Comeragh Placenames Part 5
Proceeding north from the black bog of Móin a’ Mhullaigh, we arrive at the edge of a deep coum now known as The Boolas, formerly Com Iarthar. This seems to mean the western coum, perhaps named by the people of Kilclooney & Ross as its west of or beyond Comshinaun and Crotty’s, the other major coums on this eastern side.
Crotty’s Lake itself is of course associated with William Crotty the 18th century raparee of which much is written elsewhere. The notable feature of the high cliffs behind the lake is Crotty’s Rock, a twin towered pinnacle from which Crotty’s wife is said to have thrown herself following his capture in 1742. Stol a’ Crotaigh was the local Irish name for these pinnacles, where ‘stol’ or ‘stolla’ means a projection, a pinnacle. Alternatively I believe it is sometimes called the Ass’s Ears.
I have used the name Croughduff for the main height above The Boolas. Curraghduff is the name of a large townland stretching from here towards the Nire car park. It’s hard to know what the original form was but modern local pronunciation is closer to ‘Cruck’ and not Curragh as in the Curragh of Kildare. Two parts of the lower slopes are called Cruckduff and Cruckbawn. Since the OS survey teams used the name Curraghduff for this station in 1841, I’ve interpreted that as Croughduff – the black or dark hill. The name Carrignagower is not known locally now for this area.
Com Ladhrach lies to the west of Croughduff, a sloping narrow coum. I think here it means the coum of forkings, a reference to branching streamlets. It may also be a form of ‘lár’ – the middle or centre coum.
The Sgilloge Loughs lie to the west again. It is thought that the name comes from the Irish ‘sciollóg’ or ‘sceallóg’ meaning a slice or slicing and a reference to how the two lakes are likened to have been one lake but cut in half.
Descending north from Croughduff towards The Gap, we must bypass a notable rocky steepening. The OS maps label this as Carrigshanean, said to be the ‘rock of the old bird’ which is an odd meaning. I’ve heard it locally called Carrigshaneen, which points to some other meaning.

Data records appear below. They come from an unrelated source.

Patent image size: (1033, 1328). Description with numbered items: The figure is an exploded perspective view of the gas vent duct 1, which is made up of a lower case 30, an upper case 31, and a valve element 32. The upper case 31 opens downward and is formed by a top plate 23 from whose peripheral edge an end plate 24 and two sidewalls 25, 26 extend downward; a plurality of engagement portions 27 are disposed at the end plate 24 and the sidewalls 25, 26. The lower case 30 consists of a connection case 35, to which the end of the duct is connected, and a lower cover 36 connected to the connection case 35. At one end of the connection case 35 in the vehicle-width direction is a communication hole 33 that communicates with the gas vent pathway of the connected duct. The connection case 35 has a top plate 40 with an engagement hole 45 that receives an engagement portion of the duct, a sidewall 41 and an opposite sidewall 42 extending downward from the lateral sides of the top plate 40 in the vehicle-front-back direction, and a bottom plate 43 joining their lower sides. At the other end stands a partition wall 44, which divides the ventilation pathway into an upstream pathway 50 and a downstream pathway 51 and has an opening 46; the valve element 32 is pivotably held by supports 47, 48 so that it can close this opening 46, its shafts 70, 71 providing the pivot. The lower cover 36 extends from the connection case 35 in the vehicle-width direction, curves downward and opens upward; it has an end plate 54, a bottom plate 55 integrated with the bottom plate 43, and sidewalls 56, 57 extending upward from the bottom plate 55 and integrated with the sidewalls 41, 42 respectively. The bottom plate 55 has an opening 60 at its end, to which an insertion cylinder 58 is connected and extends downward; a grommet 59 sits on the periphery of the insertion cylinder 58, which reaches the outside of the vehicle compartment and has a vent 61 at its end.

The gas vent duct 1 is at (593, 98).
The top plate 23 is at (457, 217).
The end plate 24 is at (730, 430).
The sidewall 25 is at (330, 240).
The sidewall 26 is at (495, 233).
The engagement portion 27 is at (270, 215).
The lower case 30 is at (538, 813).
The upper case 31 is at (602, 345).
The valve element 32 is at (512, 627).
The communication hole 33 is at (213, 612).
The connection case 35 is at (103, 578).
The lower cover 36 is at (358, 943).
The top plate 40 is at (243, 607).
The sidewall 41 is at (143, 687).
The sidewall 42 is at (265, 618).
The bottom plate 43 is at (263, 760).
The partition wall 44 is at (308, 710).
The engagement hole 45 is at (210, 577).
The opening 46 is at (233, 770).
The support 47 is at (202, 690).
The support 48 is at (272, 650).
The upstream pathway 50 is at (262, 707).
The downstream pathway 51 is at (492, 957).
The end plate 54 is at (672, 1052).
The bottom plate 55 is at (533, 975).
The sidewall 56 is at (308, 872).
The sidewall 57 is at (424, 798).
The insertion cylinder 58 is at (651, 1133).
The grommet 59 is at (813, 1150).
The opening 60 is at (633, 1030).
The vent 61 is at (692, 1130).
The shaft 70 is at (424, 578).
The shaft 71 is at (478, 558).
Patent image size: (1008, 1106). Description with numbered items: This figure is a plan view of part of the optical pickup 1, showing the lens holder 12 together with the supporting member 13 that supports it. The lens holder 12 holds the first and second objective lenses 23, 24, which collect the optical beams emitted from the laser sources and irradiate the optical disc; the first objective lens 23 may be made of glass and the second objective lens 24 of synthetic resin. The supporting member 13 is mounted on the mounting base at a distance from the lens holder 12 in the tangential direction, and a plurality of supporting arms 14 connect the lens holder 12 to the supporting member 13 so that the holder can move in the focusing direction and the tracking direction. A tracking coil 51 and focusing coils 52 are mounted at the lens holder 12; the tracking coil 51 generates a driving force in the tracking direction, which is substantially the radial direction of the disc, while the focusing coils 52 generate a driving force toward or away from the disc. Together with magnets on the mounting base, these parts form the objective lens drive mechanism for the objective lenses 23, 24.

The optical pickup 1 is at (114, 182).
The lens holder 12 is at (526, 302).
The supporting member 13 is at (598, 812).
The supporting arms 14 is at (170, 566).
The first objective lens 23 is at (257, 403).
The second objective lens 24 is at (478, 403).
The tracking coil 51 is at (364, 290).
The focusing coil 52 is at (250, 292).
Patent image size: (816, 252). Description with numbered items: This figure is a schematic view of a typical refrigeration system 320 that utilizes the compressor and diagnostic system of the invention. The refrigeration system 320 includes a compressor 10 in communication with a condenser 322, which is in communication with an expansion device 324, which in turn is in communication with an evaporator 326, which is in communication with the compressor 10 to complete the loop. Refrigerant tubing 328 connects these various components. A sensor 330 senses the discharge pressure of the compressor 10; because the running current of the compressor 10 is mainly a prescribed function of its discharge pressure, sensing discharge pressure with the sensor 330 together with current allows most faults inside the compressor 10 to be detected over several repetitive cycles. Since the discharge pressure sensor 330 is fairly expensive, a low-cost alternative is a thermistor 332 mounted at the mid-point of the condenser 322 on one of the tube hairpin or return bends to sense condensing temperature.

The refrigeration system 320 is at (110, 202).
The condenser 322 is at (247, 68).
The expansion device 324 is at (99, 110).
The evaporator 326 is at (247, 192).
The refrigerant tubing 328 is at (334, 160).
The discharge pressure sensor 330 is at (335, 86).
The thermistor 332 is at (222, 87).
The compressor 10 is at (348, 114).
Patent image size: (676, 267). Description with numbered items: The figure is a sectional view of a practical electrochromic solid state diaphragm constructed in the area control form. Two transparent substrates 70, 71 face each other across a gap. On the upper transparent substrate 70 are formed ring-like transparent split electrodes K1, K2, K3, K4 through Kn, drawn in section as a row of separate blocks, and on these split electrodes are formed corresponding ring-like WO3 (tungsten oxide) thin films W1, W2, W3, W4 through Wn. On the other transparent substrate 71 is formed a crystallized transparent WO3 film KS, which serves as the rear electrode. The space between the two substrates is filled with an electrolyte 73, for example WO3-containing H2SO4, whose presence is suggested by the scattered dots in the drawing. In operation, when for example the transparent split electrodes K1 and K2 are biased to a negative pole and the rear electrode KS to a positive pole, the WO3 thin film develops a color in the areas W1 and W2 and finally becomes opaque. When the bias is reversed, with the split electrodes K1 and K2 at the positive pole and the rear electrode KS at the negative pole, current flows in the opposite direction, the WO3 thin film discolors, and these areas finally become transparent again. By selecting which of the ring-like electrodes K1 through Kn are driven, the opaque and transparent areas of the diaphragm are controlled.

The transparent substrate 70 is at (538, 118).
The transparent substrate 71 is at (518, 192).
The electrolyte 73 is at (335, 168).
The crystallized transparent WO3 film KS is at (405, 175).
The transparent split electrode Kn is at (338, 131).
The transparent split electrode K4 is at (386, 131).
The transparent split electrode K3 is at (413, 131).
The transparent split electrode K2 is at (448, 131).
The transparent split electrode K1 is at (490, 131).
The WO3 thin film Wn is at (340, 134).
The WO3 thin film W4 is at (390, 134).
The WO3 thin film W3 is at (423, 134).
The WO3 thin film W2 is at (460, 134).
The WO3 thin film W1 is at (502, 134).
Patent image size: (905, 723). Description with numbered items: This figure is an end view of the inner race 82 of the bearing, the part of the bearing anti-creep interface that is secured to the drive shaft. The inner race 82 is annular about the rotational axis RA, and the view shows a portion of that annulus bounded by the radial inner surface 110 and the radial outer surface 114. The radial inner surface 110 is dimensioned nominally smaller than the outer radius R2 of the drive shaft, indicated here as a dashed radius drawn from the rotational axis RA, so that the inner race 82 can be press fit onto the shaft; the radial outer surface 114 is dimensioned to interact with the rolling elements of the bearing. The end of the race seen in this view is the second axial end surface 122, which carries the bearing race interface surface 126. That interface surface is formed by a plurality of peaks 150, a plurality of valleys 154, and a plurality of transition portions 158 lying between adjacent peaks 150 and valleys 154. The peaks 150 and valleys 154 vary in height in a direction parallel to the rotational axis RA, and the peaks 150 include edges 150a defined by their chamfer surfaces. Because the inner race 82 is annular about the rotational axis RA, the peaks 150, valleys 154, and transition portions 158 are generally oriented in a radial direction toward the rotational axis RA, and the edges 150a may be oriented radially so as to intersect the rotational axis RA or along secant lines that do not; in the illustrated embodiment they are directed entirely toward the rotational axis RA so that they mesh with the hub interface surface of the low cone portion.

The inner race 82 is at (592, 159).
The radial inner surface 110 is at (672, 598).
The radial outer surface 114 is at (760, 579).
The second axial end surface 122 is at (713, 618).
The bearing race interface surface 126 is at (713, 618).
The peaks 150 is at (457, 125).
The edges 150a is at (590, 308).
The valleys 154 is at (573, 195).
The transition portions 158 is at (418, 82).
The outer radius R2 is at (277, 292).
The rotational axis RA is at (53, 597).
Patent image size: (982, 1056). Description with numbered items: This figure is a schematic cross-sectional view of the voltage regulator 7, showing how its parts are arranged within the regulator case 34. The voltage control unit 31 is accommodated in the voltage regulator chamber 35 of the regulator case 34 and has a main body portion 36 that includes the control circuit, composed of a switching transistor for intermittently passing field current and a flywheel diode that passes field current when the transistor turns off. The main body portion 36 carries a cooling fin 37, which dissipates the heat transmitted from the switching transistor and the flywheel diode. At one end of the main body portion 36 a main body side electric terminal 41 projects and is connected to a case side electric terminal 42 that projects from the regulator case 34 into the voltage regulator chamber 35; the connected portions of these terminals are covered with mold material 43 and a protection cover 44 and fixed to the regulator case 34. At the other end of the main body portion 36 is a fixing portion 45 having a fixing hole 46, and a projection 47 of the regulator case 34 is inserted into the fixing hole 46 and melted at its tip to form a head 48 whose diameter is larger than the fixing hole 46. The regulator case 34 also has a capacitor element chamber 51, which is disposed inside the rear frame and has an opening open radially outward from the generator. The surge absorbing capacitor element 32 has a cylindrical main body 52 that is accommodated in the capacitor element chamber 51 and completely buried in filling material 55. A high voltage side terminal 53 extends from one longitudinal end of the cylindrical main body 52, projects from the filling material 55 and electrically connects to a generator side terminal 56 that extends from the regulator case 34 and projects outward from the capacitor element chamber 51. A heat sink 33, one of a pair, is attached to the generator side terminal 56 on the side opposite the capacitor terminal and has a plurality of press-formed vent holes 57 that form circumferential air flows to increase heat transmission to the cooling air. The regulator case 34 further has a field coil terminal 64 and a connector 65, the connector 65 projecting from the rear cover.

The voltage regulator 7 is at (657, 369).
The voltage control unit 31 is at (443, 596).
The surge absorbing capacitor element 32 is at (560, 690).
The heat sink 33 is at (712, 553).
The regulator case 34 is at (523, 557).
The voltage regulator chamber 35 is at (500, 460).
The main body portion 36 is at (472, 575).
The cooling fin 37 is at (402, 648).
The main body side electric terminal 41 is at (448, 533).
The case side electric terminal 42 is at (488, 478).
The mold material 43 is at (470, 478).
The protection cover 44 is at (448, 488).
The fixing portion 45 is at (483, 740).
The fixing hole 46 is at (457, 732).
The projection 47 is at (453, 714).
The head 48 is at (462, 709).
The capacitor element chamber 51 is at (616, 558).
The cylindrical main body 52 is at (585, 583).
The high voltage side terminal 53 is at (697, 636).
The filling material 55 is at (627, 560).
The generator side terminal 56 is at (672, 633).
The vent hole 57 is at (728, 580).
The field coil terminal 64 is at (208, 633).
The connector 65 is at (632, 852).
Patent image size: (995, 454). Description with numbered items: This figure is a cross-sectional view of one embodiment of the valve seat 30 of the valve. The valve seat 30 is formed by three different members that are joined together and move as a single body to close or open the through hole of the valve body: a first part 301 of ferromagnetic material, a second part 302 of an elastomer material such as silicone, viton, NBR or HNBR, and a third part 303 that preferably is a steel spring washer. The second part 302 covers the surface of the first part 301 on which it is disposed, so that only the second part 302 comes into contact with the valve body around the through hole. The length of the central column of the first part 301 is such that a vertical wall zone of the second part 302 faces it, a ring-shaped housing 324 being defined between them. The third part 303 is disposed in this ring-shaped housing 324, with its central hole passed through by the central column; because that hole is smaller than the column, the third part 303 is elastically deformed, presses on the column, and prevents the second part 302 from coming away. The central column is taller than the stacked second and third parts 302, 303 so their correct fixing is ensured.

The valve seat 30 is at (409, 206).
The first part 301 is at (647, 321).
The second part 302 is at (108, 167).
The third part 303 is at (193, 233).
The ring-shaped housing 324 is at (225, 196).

The Gap itself is an important feature as it is the natural passage between two sides of the hills, the Nire and Rathgormack. It’s older Irish name is Beárna Bhéil a’ Bhealaigh, the gap opening of the road or way. This track would have been crossed many times for many reasons over the centuries but it has an association with a tradition of burying some families from the Nire in Rathgormack and was known as Bótharín na Sochraidhe – the funeral track. The name Staighre or steps applies to the upper parts of the Rathgormack side. The route is still signposted down through the woods, though it takes a modern variant through the plantation.